So far, just trends. But there are correlations in the data, too. Married people are happier and healthier than divorced or unmarried people. People are more likely to stay married if they are religious, well educated, grew up in a two-parent home, married after age 20, and married as virgins. Compared with married couples, cohabiting couples enjoy sex less, are more often unfaithful, and (if they eventually marry) are more likely to divorce.
And then there’s the root of (not all, but much) developmental evil: father-absence. Seven out of ten delinquents are from father-absent homes. Teenage boys from such homes are three times as likely to be incarcerated by age 30; for each additional year spent in a home without two parents, the risk of incarceration increases by 5%. Children from single-parent homes are more likely to be abused, to drop out of school, and (by a factor of five) to be poor. The presence of step-parents improves the numbers a little, but not much. Overall, the nonmarital birth rate predicts a society’s violent crime rate with striking accuracy.

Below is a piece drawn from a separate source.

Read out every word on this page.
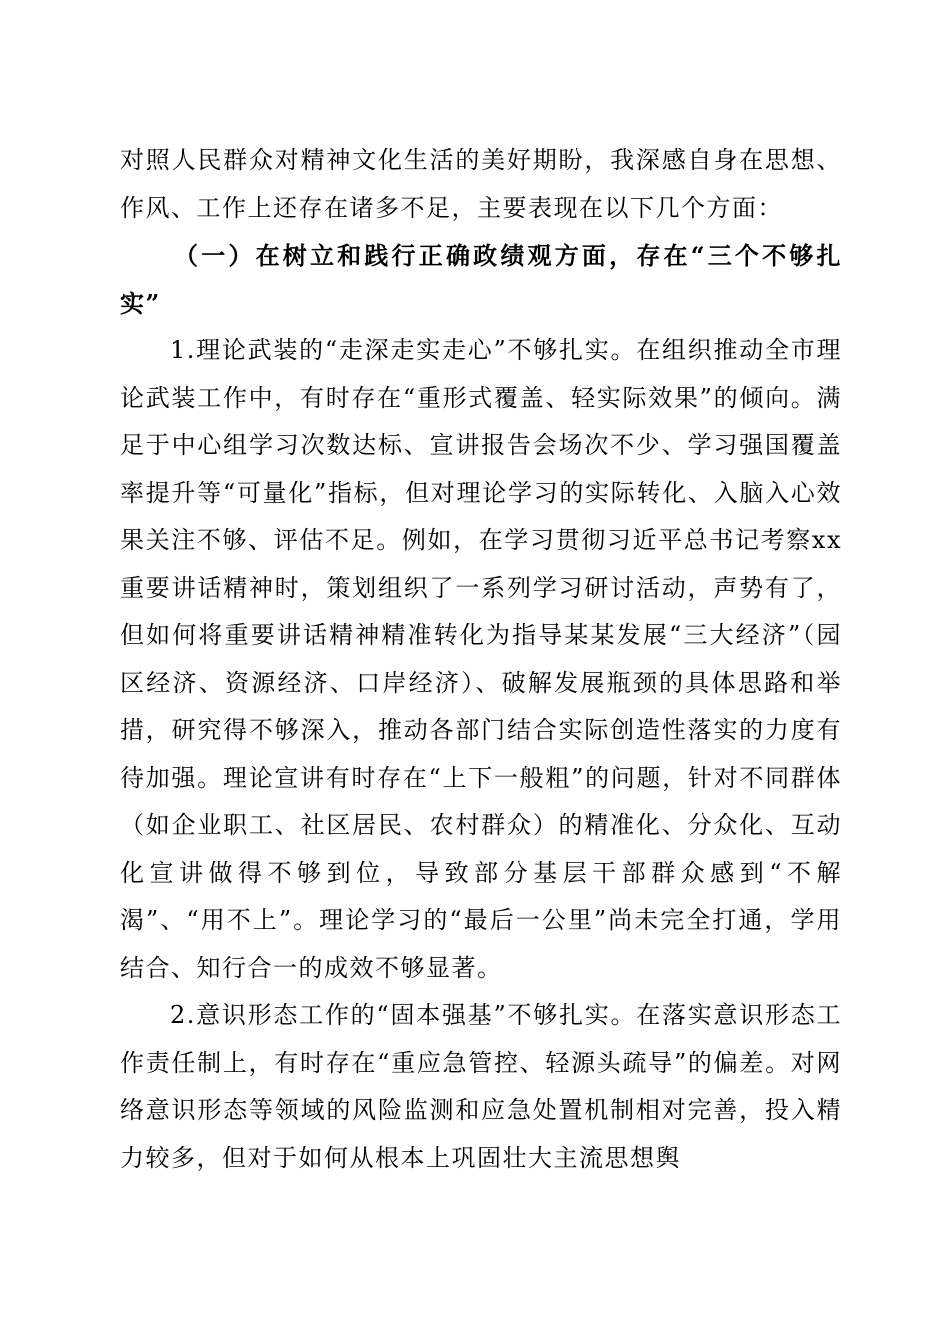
对照人民群众对精神文化生活的美好期盼，我深感自身在思想、作风、工作上还存在诸多不足，主要表现在以下几个方面：

（一）在树立和践行正确政绩观方面，存在“三个不够扎实”

1.理论武装的“走深走实走心”不够扎实。在组织推动全市理论武装工作中，有时存在“重形式覆盖、轻实际效果”的倾向。满足于中心组学习次数达标、宣讲报告会场次不少、学习强国覆盖率提升等“可量化”指标，但对理论学习的实际转化、入脑入心效果关注不够、评估不足。例如，在学习贯彻习近平总书记考察xx重要讲话精神时，策划组织了一系列学习研讨活动，声势有了，但如何将重要讲话精神精准转化为指导某某发展“三大经济”（园区经济、资源经济、口岸经济）、破解发展瓶颈的具体思路和举措，研究得不够深入，推动各部门结合实际创造性落实的力度有待加强。理论宣讲有时存在“上下一般粗”的问题，针对不同群体（如企业职工、社区居民、农村群众）的精准化、分众化、互动化宣讲做得不够到位，导致部分基层干部群众感到“不解渴”、“用不上”。理论学习的“最后一公里”尚未完全打通，学用结合、知行合一的成效不够显著。

2.意识形态工作的“固本强基”不够扎实。在落实意识形态工作责任制上，有时存在“重应急管控、轻源头疏导”的偏差。对网络意识形态等领域的风险监测和应急处置机制相对完善，投入精力较多，但对于如何从根本上巩固壮大主流思想舆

Even the most expertly parsed data are not self-interpreting, of course. Myers and Lane have rather different interpretive styles: the former analytical and hortatory, very ready to propose voluntary or legislative remedies; the latter abstract and analytical, rarely venturing more than a tentative suggestion. Myers, a social psychologist, emphasizes culture and values; Lane, a political scientist, emphasizes institutions and systems.
Both emphasize that poverty is not the prime cause of our “social recession.” Myers forcefully criticizes economic inequality in contemporary America, advocating increased progressivity and a ceiling on executive compensation. More cautiously, Lane concludes that “by increasing unemployment to control inflation we are apparently increasing misery for no direct (though possibly some indirect) gain in well-being.” For the most part, however, both books are less concerned with injustice or exploitation than with individualism and its unintended consequences.
The most obvious of these is marital instability. Myers quotes the historian Lawrence Stone: “The scale of marital breakdowns in the West since 1960 has no historical precedent … . There has been nothing like it for the last 2000 years, and probably longer.” The American Paradox thoroughly documents the effects of this change and offers many sensible suggestions for coping with it, such as mandating parental leave and flextime, indexing the dependent exemption to inflation, adjusting tax rates on married couples’ income, reforming divorce laws, automating child-support payments, and directly subsidizing two-parent families in various ways. He also makes a plausible, nonsectarian case for teaching virtue in the public schools.
As for the causes of the marriage crisis, Myers wisely recognizes that they go beyond mere selfishness or shallow ideals of “personal growth” to include urbanization and the disappearance of neighborhoods, the changing nature of work and the resulting economic progress of women, the declining efficacy of religious sanctions, the sexualization of advertising and entertainment, and of course, the wider availability of contraceptive technology. Individualism stands upon a vast historical scaffolding.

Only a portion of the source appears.